August 8 2018
When the going got tough, these women kept running.
For Star Strahan, becoming a runner was 25 years in the making.
“My dad was a jock in school, and I always admired him for it,” Strahan says. “I always thought I would be the first girl on my high school wrestling team and football team.”
But her athletic dreams were derailed when, at age 12, she was diagnosed with bone cancer. The diagnosis necessitated a complete amputation of her right leg—a devastating experience for such an active child.
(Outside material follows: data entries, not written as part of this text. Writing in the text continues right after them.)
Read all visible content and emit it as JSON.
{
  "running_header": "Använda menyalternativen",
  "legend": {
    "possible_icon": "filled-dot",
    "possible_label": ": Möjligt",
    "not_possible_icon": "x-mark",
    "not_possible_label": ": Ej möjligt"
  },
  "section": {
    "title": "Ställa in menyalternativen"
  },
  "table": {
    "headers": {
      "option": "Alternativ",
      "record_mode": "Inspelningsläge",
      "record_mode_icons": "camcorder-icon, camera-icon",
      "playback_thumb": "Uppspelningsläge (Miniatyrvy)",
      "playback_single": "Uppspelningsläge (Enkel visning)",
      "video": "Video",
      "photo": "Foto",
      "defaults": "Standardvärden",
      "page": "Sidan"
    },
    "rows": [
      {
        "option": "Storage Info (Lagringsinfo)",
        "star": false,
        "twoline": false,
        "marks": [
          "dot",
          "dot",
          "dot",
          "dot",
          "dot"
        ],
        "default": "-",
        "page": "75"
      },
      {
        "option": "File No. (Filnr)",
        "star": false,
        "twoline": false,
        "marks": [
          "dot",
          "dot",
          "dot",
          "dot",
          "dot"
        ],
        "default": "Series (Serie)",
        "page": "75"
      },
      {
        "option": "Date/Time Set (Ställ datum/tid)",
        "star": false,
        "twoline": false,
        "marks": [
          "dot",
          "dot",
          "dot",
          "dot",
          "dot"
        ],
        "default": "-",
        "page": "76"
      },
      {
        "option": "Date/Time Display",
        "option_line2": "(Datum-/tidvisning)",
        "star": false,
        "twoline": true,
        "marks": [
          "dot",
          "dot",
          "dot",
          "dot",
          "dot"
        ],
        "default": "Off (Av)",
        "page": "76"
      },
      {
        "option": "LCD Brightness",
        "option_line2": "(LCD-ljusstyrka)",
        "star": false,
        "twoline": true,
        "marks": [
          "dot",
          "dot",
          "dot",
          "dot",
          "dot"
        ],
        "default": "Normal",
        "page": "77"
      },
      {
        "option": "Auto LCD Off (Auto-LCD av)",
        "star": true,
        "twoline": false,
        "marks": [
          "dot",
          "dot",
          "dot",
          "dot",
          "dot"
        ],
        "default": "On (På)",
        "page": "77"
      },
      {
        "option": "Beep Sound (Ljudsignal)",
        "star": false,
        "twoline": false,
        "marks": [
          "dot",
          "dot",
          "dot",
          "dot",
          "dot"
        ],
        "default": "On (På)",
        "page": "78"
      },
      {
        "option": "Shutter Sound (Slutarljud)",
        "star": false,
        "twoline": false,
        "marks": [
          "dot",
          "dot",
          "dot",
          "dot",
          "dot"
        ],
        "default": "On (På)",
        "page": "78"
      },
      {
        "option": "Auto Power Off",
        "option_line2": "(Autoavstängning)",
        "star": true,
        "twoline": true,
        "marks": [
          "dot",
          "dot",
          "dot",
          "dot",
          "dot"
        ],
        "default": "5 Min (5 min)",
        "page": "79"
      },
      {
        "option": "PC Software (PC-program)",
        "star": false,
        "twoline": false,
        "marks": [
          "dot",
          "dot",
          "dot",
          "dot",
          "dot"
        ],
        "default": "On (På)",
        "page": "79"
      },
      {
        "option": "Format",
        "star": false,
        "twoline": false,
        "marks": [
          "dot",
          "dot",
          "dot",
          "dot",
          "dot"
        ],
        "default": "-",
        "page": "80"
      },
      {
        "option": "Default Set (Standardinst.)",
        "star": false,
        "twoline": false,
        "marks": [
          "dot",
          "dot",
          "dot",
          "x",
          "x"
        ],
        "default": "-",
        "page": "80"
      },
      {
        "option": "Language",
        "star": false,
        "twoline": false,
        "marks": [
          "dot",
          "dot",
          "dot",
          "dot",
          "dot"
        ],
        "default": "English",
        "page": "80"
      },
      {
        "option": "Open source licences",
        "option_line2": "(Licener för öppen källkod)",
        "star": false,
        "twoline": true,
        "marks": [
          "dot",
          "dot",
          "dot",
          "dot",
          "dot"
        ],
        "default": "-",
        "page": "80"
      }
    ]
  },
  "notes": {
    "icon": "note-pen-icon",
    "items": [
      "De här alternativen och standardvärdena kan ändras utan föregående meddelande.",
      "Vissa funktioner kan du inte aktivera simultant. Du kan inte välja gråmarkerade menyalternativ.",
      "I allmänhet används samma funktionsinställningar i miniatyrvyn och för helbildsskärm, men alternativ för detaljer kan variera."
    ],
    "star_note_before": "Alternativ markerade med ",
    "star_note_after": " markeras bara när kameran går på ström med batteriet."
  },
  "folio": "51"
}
Even though she was fitted with a prosthetic leg, it wasn’t suitable for athletic activities.
“I wanted a running leg so bad, ever since I was a kid,” recalls Strahan. “But we could never afford one, and my family’s insurance didn’t cover it.”
According to the Amputee Coalition, there are an average of 507 amputations every day in the United States. Many of those people will have to fight for insurance coverage; all will endure lifetime medical costs. The price of a new prosthetic leg can be anywhere from $5,000 to $50,000, with additional costs incurred for the processes of fitting and physical therapy. A prosthetic “blade” leg for running is considered by most insurance companies to be medically unnecessary.
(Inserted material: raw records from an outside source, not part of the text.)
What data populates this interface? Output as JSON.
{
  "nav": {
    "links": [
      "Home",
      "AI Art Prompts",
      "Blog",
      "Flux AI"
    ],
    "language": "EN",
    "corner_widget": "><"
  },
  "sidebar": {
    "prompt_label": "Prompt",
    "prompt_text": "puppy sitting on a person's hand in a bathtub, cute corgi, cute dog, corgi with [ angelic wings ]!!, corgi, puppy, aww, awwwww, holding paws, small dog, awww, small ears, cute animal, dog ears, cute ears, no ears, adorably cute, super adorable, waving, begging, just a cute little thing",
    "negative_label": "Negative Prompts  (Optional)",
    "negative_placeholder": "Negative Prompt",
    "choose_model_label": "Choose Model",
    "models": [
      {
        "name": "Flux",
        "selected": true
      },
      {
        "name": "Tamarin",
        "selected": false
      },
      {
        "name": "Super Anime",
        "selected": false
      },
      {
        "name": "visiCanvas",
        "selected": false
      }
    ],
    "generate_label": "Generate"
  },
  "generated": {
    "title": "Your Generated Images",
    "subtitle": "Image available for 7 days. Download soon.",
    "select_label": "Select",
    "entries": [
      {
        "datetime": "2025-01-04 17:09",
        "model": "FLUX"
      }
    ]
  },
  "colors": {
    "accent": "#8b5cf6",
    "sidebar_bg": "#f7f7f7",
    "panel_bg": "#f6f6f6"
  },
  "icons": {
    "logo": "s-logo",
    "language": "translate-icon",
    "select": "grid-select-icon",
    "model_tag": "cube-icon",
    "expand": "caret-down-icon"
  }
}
But Strahan was insistent. More than anything, she wanted to become a runner.
Her opportunity came when she met Mike Pack at Artificial Limb Specialists in Phoenix, Ariz. At 37 years old, Strahan had just started a new job as a park ranger for the state of Arizona. Pack offered to petition her insurance to allow her to purchase a new “blade” prosthetic suitable for an active job and lifestyle.
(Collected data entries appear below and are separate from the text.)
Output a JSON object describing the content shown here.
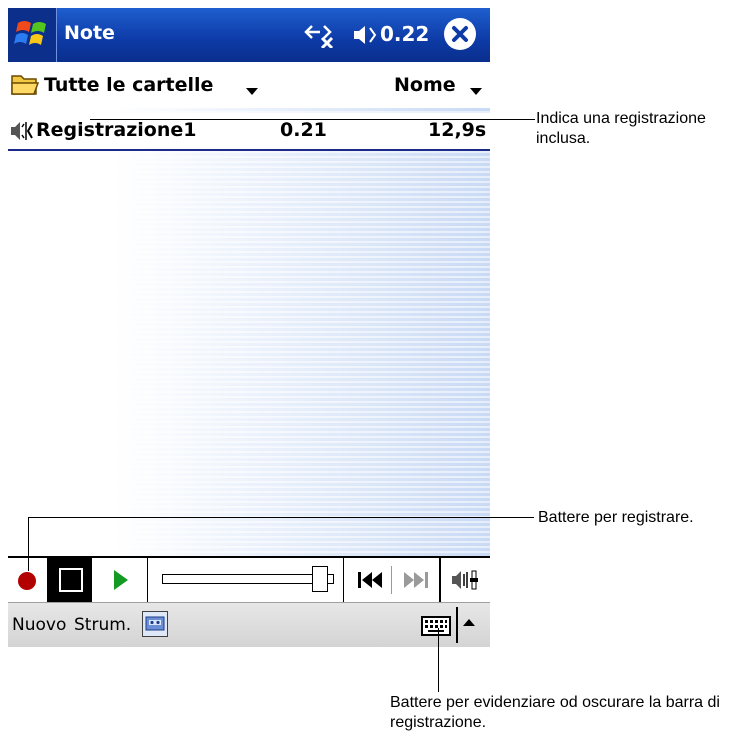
{
  "titlebar": {
    "app_title": "Note",
    "clock": "0.22",
    "icons": [
      "windows-start-icon",
      "connectivity-icon",
      "volume-icon",
      "close-icon"
    ]
  },
  "folderbar": {
    "folder": "Tutte le cartelle",
    "sort": "Nome"
  },
  "recordings": [
    {
      "name": "Registrazione1",
      "time": "0.21",
      "length": "12,9s"
    }
  ],
  "recording_toolbar": {
    "buttons": [
      "record-icon",
      "stop-icon",
      "play-icon",
      "previous-icon",
      "next-icon",
      "volume-icon"
    ],
    "colors": {
      "record": "#b30000",
      "play": "#129a22"
    }
  },
  "menubar": {
    "new": "Nuovo",
    "tools": "Strum."
  },
  "callouts": {
    "recording": "Indica una registrazione inclusa.",
    "record": "Battere per registrare.",
    "toggle_bar": "Battere per evidenziare od oscurare la barra di registrazione."
  },
  "colors": {
    "titlebar": "#0d3aa6",
    "selection_line": "#1c2a8a"
  }
}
“I was totally ecstatic when it was approved,” Strahan says.
Of course, the process was not a quick one. In addition to filling out paperwork for insurance, Strahan had to make multiple visits to Pack’s office to create a cast of her leg, fit the new prosthetic and make adjustments. The wait was almost unbearable for Strahan, who was giddy with anticipation.
“When my leg guy gave it to me, he made me promise to take it slow, because he knew I literally wanted to take off running,” laughs Strahan. “He told me to bounce around a bit, near some parallel bars in case I fell. I was like Tigger, bouncing around full of excitement.”
But she quickly learned that she still had a lot to learn. Though she had run so many times in her dreams, it didn’t quite come so naturally with her new blade. “I had no idea how to use it without hurting myself. It wasn’t so much the running that scared me—it was the stopping. My fear of a face-plant on pavement was real.”
She was referred to Lacey Hendersen and Steve Martin, elite amputee runners who coached Strahan in basic movements for running, as well as how to address common injuries in amputee runners: skin abrasions, pressure sores and unbalanced movements. Strahan had to learn how to trust her blade and distribute her weight evenly on both legs, a skill that didn’t come naturally.
Today, Strahan is training for her first 5K in October. Eventually, she’d like to run a marathon. “My dream is coming true,” says Strahan. “There is definitely a sense of freedom I get when I push myself to do the unexpected.”
In addition to advocating for an active lifestyle for amputees, multiple nonprofit organizations work to provide free and reduced-cost prosthetics, training and coaching for active amputees.